Rito Ambrosiano

Venerdì - 08 Dicembre 2017

Immacolata Concezione B.V.Maria

Prima Lettura

Gen 3, 9: 9 Ma il Signore Dio chiamò l’uomo e gli disse: «Dove sei?». 

Gen 3, 11-15: 11 Riprese: «Chi ti ha fatto sapere che sei nudo? Hai forse mangiato dell’albero di cui ti avevo comandato di non mangiare?». 12 Rispose l’uomo: «La donna che tu mi hai posto accanto mi ha dato dell’albero e io ne ho mangiato». 13 Il Signore Dio disse alla donna: «Che hai fatto?». Rispose la donna: «Il serpente mi ha ingannata e io ho mangiato».  14 Allora il Signore Dio disse al serpente: «Poiché hai fatto questo, maledetto tu fra tutto il bestiame e fra tutti gli animali selvatici! Sul tuo ventre camminerai e polvere mangerai per tutti i giorni della tua vita.  15 Io porrò inimicizia fra te e la donna, fra la tua stirpe e la sua stirpe: questa ti schiaccerà la testa e tu le insidierai il calcagno».  

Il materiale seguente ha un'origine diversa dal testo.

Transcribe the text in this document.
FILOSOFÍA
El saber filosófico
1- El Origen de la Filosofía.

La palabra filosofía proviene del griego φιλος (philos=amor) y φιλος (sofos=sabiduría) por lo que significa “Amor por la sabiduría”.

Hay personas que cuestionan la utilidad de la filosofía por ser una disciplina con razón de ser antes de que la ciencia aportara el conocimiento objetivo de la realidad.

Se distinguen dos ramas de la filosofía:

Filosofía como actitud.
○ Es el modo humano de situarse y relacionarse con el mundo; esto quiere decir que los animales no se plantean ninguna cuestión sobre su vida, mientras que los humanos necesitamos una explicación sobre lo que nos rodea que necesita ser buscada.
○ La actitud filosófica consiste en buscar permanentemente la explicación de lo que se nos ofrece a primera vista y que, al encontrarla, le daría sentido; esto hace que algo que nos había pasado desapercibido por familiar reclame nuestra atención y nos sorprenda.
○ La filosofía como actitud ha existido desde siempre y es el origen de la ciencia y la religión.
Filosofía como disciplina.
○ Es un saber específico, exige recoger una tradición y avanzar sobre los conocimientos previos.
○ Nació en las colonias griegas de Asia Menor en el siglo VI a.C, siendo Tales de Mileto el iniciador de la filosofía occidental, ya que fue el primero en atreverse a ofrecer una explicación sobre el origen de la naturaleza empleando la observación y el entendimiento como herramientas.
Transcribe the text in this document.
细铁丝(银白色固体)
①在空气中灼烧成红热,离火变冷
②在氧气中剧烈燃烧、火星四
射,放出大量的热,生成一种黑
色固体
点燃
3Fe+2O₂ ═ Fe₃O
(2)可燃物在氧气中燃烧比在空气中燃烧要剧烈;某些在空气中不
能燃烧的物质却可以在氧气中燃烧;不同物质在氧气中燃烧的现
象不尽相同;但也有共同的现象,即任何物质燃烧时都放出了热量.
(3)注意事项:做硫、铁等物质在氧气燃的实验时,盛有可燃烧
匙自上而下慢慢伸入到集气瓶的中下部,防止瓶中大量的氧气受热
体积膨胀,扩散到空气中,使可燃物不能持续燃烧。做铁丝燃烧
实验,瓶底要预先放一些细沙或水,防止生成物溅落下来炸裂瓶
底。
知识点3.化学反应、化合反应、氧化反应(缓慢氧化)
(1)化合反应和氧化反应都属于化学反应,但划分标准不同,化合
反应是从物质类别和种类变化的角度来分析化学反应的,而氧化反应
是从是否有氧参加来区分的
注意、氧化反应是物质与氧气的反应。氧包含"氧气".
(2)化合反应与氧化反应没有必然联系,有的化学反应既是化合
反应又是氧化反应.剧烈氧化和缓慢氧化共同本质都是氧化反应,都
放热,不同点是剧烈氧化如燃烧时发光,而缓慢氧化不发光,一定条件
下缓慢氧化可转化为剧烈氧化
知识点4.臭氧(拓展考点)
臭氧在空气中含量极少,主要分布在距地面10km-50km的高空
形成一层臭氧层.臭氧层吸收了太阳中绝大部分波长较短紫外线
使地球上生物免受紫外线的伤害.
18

Gen 3, 20: 20 L’uomo chiamò sua moglie Eva, perché ella fu la madre di tutti i viventi.  

Seconda Lettura

Ef 1, 3-6: 3 Benedetto Dio, Padre del Signore nostro Gesù Cristo, che ci ha benedetti con ogni benedizione spirituale nei cieli in Cristo.  4 In lui ci ha scelti prima della creazione del mondo per essere santi e immacolati di fronte a lui nella carità,  5 predestinandoci a essere per lui figli adottivi mediante Gesù Cristo, secondo il disegno d’amore della sua volontà,  6 a lode dello splendore della sua grazia, di cui ci ha gratificati nel Figlio amato.  

Ef 1, 11-12: 11 In lui siamo stati fatti anche eredi, predestinati – secondo il progetto di colui che tutto opera secondo la sua volontà –  12 a essere lode della sua gloria, noi, che già prima abbiamo sperato nel Cristo.  

Vangelo

Lc 1, 26-28: 26 Al sesto mese, l’angelo Gabriele fu mandato da Dio in una città della Galilea, chiamata Nàzaret, 27 a una vergine, promessa sposa di un uomo della casa di Davide, di nome Giuseppe. La vergine si chiamava Maria. 28 Entrando da lei, disse: «Rallégrati, piena di grazia: il Signore è con te».